One of the film’s strengths is its masterful handling of the preparation, exploitation and resolution of dramatic irony. It is this handling that so strongly emphasizes the difference between ‘telling’ and ‘showing’ in narrative development.
In the case below, the audience and the sympathetically sullen security guard know what’s befallen Hannah, but, alas, Michael does not.
After the setup, Daldry skips the initial revelation: that of the guard telling Michael what’s happened. We cut away a heart beat before the news is broken. All we see is the guard’s expression but we know her mind instantly. It is a prime example of non-verbal communication.
Furthermore, it is a more sophisticated handling of the release because it avoids a potentially course and affected delivery of the inevitable explanation.

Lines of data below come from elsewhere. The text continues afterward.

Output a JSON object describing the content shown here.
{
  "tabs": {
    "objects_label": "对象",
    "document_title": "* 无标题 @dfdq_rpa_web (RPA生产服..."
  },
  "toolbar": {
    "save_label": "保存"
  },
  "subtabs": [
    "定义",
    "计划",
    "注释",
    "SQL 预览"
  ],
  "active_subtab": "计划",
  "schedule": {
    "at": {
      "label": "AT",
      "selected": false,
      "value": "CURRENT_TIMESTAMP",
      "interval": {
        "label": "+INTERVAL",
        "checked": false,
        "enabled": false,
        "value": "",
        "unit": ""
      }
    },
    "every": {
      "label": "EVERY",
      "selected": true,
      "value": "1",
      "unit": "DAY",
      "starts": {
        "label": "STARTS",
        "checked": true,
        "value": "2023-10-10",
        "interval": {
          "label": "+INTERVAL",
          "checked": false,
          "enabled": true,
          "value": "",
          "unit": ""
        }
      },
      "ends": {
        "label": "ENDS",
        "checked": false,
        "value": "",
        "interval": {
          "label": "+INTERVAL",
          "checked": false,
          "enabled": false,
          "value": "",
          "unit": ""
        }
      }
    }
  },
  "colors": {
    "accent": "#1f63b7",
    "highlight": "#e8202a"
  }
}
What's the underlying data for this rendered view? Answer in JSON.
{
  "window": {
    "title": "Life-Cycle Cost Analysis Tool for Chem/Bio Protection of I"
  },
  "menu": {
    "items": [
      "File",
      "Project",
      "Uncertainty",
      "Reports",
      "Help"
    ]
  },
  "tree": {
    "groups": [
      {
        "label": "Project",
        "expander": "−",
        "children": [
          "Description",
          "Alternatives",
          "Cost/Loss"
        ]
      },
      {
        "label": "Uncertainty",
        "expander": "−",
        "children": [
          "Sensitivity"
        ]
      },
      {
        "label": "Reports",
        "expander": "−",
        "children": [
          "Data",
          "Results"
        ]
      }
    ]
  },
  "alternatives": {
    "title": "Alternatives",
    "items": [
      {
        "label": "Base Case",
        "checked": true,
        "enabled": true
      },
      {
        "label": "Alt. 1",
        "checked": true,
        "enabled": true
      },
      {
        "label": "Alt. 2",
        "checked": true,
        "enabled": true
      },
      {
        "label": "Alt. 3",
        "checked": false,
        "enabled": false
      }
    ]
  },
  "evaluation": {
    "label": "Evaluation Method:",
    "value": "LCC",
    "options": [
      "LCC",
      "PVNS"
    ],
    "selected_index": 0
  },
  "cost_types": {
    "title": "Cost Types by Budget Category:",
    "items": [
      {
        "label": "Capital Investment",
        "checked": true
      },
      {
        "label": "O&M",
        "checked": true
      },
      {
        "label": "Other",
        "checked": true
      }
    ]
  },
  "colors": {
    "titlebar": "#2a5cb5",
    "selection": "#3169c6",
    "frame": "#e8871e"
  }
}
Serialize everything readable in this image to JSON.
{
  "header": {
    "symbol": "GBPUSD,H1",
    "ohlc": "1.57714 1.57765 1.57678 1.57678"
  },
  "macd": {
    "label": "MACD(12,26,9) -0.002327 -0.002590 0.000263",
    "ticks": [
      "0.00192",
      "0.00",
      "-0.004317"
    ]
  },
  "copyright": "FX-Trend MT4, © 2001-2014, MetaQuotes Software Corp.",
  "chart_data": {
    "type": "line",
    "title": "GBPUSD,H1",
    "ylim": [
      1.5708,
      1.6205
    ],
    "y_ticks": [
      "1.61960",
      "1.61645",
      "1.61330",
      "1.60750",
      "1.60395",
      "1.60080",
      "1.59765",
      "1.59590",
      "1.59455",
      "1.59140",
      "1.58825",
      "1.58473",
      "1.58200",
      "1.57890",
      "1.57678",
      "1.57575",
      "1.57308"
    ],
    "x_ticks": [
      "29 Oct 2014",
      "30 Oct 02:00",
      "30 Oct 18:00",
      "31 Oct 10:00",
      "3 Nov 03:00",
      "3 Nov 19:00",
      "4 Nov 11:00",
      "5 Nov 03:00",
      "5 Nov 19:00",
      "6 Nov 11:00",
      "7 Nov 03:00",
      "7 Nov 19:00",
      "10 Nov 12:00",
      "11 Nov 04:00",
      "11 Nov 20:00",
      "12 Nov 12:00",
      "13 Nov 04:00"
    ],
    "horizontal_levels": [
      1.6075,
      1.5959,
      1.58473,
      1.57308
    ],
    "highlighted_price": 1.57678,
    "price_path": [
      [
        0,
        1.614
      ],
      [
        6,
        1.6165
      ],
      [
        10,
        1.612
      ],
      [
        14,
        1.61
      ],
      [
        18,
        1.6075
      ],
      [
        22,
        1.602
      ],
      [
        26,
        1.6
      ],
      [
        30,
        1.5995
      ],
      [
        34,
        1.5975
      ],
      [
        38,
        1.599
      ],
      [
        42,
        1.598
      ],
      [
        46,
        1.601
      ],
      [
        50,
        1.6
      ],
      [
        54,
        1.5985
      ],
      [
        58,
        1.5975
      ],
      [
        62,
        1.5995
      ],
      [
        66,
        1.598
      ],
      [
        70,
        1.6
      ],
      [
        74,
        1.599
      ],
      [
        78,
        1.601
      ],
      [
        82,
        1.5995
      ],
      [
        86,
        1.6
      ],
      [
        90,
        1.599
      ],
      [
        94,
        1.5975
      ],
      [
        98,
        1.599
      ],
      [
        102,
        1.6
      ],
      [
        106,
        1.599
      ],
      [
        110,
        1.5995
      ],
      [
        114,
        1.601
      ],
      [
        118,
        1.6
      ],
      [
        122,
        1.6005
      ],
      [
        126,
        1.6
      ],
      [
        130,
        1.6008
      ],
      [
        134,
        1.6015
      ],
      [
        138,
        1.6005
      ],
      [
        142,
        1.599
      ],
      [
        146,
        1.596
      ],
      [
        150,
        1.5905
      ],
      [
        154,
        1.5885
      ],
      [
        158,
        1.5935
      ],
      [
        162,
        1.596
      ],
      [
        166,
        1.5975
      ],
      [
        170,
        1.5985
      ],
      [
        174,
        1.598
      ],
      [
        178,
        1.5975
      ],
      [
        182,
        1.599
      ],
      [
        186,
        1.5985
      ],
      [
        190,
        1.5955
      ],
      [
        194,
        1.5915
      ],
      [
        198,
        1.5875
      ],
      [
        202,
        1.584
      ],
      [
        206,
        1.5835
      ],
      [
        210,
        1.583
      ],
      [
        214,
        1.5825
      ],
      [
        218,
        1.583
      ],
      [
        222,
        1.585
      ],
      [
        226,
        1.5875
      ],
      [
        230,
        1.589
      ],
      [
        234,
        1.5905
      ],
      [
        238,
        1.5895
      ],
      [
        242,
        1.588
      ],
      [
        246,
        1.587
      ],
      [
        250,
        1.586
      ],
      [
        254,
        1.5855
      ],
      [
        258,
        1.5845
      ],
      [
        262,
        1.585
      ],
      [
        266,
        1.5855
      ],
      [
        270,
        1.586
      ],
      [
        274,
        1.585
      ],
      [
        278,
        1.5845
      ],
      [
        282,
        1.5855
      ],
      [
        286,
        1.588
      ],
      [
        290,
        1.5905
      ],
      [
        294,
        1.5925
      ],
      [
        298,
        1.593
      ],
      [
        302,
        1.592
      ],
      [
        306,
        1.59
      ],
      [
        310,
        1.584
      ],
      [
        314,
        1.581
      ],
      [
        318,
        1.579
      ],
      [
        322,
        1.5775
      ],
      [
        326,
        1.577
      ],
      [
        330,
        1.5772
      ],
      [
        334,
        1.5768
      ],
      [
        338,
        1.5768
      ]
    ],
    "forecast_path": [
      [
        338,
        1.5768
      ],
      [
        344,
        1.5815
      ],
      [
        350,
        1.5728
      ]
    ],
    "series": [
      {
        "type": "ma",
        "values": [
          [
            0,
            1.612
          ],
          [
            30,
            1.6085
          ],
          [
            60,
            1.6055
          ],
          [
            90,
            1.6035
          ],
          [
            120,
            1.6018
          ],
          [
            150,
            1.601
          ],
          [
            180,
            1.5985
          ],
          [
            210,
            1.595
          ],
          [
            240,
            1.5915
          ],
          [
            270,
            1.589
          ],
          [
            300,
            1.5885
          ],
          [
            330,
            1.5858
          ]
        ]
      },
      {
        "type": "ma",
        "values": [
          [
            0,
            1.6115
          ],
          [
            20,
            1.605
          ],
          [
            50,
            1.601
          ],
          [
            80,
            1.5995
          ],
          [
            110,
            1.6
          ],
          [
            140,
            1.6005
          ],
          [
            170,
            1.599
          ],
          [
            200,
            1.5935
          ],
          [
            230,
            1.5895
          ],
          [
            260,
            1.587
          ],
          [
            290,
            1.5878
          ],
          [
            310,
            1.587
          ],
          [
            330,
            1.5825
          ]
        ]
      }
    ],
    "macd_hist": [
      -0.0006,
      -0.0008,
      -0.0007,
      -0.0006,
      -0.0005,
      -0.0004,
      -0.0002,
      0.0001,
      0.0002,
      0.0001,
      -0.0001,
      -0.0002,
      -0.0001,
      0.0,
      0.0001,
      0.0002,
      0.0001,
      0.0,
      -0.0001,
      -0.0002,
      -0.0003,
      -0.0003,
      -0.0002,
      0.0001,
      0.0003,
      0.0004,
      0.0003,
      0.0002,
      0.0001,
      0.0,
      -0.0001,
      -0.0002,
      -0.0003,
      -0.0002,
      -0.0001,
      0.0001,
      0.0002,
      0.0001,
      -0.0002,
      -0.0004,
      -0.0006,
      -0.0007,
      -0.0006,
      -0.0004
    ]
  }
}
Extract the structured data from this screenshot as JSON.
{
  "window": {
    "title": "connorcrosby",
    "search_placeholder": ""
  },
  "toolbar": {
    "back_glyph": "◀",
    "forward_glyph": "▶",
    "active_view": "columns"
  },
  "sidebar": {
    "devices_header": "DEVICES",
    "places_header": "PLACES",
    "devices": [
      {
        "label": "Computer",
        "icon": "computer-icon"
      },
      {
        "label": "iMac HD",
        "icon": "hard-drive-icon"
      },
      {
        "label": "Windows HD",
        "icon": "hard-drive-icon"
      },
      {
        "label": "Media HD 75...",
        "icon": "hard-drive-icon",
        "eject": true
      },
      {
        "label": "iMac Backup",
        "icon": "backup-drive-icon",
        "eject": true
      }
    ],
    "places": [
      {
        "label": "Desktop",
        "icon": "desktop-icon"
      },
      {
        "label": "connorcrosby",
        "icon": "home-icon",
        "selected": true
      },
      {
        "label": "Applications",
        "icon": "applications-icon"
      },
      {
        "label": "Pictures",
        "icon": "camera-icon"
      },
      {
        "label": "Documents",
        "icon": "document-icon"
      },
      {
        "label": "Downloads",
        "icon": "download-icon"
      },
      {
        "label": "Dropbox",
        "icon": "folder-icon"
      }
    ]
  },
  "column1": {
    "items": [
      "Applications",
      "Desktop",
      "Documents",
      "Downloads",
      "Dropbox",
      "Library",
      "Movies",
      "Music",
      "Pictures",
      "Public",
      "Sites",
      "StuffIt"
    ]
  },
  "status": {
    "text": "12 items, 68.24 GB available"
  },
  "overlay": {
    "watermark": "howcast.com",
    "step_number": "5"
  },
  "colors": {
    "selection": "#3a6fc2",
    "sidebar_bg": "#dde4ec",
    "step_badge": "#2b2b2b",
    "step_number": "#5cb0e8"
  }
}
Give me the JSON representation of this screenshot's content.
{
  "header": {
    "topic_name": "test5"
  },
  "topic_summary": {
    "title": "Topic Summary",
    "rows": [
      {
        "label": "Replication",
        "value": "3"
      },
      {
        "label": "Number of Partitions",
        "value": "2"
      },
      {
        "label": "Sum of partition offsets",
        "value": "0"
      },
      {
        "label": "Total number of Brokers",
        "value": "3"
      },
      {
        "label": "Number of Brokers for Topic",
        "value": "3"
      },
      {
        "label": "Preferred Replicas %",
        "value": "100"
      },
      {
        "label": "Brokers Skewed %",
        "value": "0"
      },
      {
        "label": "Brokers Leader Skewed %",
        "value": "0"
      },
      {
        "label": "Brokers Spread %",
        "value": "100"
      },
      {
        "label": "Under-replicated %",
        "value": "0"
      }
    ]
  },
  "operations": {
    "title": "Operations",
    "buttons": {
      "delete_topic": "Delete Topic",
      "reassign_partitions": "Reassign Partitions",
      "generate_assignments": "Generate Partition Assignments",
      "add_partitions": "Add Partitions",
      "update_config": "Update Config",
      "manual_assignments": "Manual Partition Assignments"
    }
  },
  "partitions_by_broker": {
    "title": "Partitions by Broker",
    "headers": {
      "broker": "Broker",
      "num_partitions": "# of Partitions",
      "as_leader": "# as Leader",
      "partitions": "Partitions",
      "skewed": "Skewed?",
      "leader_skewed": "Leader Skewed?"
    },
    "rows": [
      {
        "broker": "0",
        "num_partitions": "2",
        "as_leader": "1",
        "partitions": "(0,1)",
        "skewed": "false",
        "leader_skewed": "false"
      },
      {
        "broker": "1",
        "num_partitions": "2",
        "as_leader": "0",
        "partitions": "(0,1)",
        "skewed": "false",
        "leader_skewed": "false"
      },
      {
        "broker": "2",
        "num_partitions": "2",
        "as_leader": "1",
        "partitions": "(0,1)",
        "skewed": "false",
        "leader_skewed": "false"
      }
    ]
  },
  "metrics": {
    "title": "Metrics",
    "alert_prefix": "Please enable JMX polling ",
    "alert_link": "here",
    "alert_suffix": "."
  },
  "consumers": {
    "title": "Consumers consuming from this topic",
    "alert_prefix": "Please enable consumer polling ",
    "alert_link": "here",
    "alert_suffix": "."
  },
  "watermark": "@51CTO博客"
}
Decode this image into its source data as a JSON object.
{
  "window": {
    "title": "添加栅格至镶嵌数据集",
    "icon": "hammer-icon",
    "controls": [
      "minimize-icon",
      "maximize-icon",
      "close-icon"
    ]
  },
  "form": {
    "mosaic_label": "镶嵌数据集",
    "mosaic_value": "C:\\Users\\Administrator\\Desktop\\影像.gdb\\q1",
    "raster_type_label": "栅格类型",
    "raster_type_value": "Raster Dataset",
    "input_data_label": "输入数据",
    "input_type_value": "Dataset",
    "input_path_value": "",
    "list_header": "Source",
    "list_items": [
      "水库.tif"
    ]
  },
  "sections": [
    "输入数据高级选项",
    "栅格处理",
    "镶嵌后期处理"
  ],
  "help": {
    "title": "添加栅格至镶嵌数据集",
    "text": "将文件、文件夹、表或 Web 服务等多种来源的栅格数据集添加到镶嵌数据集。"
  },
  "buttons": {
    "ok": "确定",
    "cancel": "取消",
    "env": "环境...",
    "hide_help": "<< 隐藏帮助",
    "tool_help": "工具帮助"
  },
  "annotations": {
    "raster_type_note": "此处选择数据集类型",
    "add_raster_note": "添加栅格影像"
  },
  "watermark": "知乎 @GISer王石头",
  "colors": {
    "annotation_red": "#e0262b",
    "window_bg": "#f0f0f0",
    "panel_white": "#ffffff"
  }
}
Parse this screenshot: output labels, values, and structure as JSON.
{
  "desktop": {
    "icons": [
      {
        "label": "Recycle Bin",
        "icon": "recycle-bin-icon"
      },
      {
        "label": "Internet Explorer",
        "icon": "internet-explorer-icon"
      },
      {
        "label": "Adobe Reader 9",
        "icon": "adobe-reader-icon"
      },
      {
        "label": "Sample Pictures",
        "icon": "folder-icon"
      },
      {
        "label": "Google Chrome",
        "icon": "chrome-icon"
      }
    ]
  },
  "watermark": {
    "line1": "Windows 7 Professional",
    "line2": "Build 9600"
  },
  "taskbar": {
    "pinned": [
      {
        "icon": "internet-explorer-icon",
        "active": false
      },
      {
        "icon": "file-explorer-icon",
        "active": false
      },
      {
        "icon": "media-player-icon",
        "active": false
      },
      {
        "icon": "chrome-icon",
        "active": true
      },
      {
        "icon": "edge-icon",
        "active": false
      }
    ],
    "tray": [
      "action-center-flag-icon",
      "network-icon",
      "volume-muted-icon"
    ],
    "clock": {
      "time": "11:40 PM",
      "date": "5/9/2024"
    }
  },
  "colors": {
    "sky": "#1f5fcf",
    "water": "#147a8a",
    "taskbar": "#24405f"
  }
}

More importantly, however, it avoids unnecessary redundancy. The audience at this point is used to the understated style and knows how to read this situation without being told. There’s a subtly in the editing of the story that seems so obvious as to negate not only it’s own subtlety but also any other means of its unfolding.
Alternatively, we have numerous clues to Hannah’s motivation along the way that illustrate the reversal of this situation, the opposite of dramatic irony: Hannah is the owner of knowledge to which the audience is not privy.
For example, there is no given explanation until later in the film why after receiving a promotion, Hannah is upset.
Her story makes use of the same philosophy of brevity exemplified in the previous example with Michael. Like the security guard’s answer, Hannah’s motivation is withheld for dramatic effect – a dramatic effect that more closely matches the silence of and gaps in real life. Indeed the film hangs by the thread of this hidden motivation and becomes a masterful exploration of it in the process.
Overall, the strength of this film lies in its ability to deliver and withhold relevant information at the right time. It uses primarily both dramatic irony and flashbacks to accomplish this.
The unfolding of a narrative is such a delicate balancing act. The Reader is an example of when it’s done correctly – and when it happens correctly, you get some really great story telling.